Four countries – India, Nigeria, Indonesia and Philippines – accounted for more than half of the 3 million people who did not receive quality care. These countries have large, dominant private health sectors. Private providers do treat TB, but often fail to report the disease and offer quality care. So, engaging private health providers in these countries to improve quality care for all people, by all providers, is a key strategy for closing the gap.
The WHO report also provides updated numbers on the epidemic of drug-resistant tuberculosis. Nearly half a million people developed TB that was resistant to rifampicin, the most effective first-line drug against TB. Sadly, of these, only a third received adequate therapy.
Not on track to reach 2020 targets
Currently, as shown in the dashboard, the world as a whole, and most high TB burden countries are not on track to reach the 2020 milestones of the End TB Strategy, as well as the targets endorsed by the United Nations last year, at the UN High Level Meeting on TB. The WHO report acknowledges that “the pace of progress worldwide and in most regions and countries is not yet fast enough.”
The funding gap
Is there enough funding to fight TB? The WHO report provides an updated snapshot of the funding landscape. The funding required for a full response to the global TB epidemic in low- and middle-income countries is estimated at US$ 10.1 billion in 2019, excluding research and development. Of this, US$ 6.8 billion was available for TB prevention, diagnosis and treatment in 2018, leaving a funding gap of almost US$ 3.3 billion. TB R&D is also under-funded to the tune of US$ 1.2 billion per year.
While countries such as China, Brazil, South Africa, India and Russia are starting to invest domestic resources to fight TB, international donor funding accounts for nearly half of funding available in low-income countries. For such countries, international donor funding led by the Global Fund and US Government remains critical.
Some hopeful news
There was some good news this month, when world leaders and donors at the Global Fund’s Sixth Replenishment Conference pledged US$14.02 billion for the next three years. This is the largest amount ever raised for a multilateral health organization, and the largest amount by the Global Fund. The funds will help save 16 million lives and end the epidemics of AIDS, TB and malaria by 2030.
Other recent good news have come from the world of research and development. In August this year, the US FDA approved a new drug called Pretomanid, in combination with another relatively new drug called bedaquiline, along with linezolid. The three-drug, oral regimen could shorten treatment of extensively drug-resistant TB to just 6 months, with a cure rate that exceeds 80%.

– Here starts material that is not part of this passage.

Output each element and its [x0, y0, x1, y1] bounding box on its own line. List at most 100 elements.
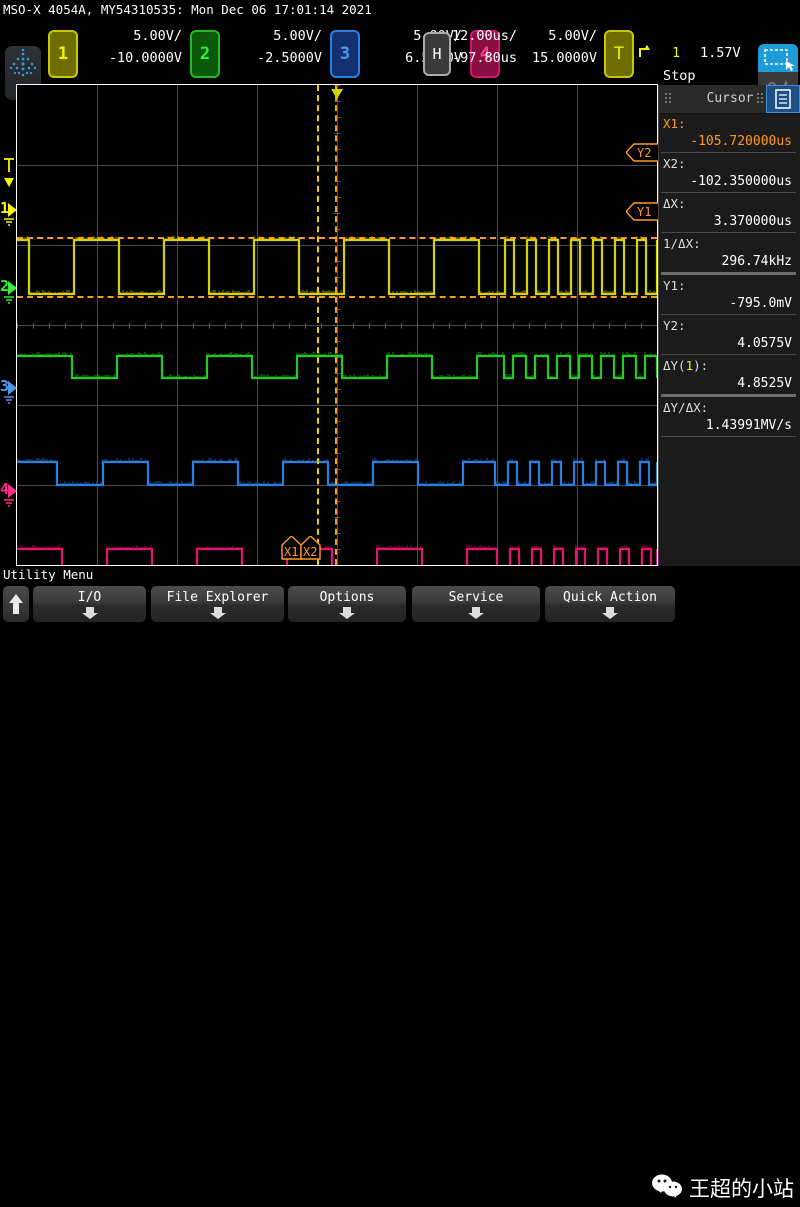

Exciting new research has also unveiled a promising vaccine candidate, a urine-based point-of-care test for TB, a shorter and effective 1-month treatment for latent TB infection (to prevent TB disease), as well as innovative approaches to reduce TB in communities via repeated (annual) community-wide screening. Projects in India have also successfully engaged private providers and closed the gap in notifications.
Time to shift gears
Science is starting to deliver novel tools and approaches for fighting TB, and donors and governments are starting to step up and commit to ending the epidemic. What we need now is urgency as well as unified action (a ‘movement’), to shift the slow global response into an overdrive mode.
Here, I am hoping everyone working on TB can learn from the HIV/AIDS playbook on how to organize and fight an epidemic. I recently watched the incredibly powerful documentary “How to Survive a Plague” by David France, where he provides an insider account of how people with HIV educated themselves, learnt science, and became powerful advocates to demand drugs and resources to halt the plague. Thanks to their collective efforts, more than 20 million people are on live-saving anti-retroviral treatment today.
Change is possible. But in order to create change, the focused voices of advocates must be heard through the din. Individuals and organizations must do the hard work of becoming ready to question the status quo, and be smart enough to present well-founded alternatives. Strong leaders in government must pave the path and prepare to stay the course. Specific strategies with clear goals must be established in order to hold people accountable.
For too long, the TB response has been top-down, medicalized and run with a public health (not human rights) perspective. It is time for the TB community to put patients and communities at the center of the global response, and adequately support them, to harness their power. As Larry Kramer eloquently said, “What makes activism work is [patients’] anger and fear…somehow you have to be able to capture that, put it in a bottle and bottle it and use it.”